The health of people living with HIV and AIDS (PLWHA) is nutritionally challenged in many nations of the world. The scourge has reduced socio-economic progress globally and more so in sub-Saharan Africa (SSA) where its impact has been compounded by poverty and food insecurity. Good nutrition with proper drug use improves the quality of life for those infected but it is not known how PLWHA exposed to chronic malnutrition and food shortages from developing nations adjust their nutrition with use of Anti-Retro-viral Drugs (ARVs). This study assessed nutritional status, dietary practices, and dietary management of common illnesses that hinder daily food intake by the patients and use of ARVs with food recommendations provided by the health care givers. A descriptive case study design was used to sample 120 HIV-infected patients using systematic sampling procedure. These patients sought health care from an urban slum, Kibera AMREF clinic. Data were collected by anthropometric measurements, bio-chemical analysis, semi-structured questionnaire and secondary data. The Statistical Package for Social Sciences (SPSS) and the Nutri-Survey software packages were used to analyze data. Dietary intakes of micro-nutrients were inadequate for >70% of the patients when compared to the Recommended Daily Requirements.

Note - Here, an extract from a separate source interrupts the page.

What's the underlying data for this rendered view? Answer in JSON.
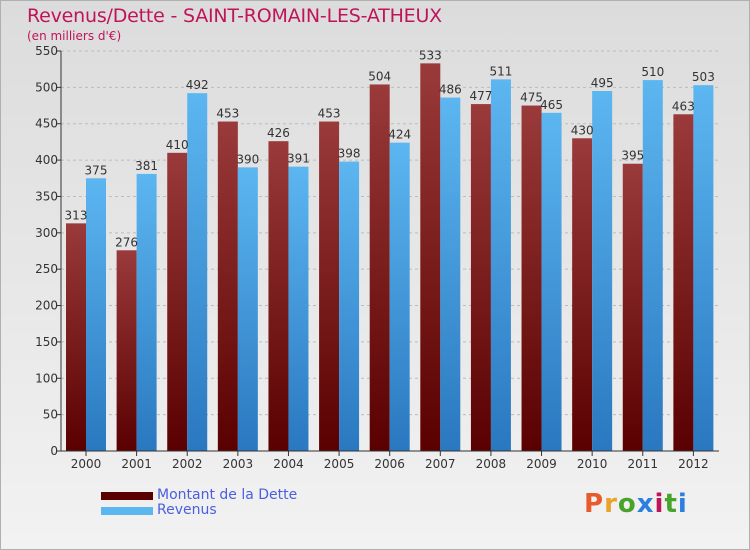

When Body Mass Indices (BMI) were used, only 6.7% of the respondents were underweight (BMI<18.5kg/m2) and 9.2% were overweight (BMI> 25kg/m2), serum albumin test results (mean 3.34±0.06g/dl) showed 60.8% of the respondents were protein deficient and this was confirmed by low dietary protein intakes. The BMI was not related to dietary nutrient intakes, serum albumin and CD4 cell counts (p>0.05). It appeared that there was no significant difference in BMI readings at different categories of CD4 cell count (p>0.05) suggesting that the level of immunity did not affect weight gain with ARV as observed in many studies from developed countries. Malnutrition was, therefore, evident among the 60.8% of the cases as identified by serum albumin tests and food intake was not adequate (68%) for the patients as they ate once a day due to lack of food. National food and nutrition policy should incorporate food security boosting guidelines for the poor people infected with HIV and using ARVs.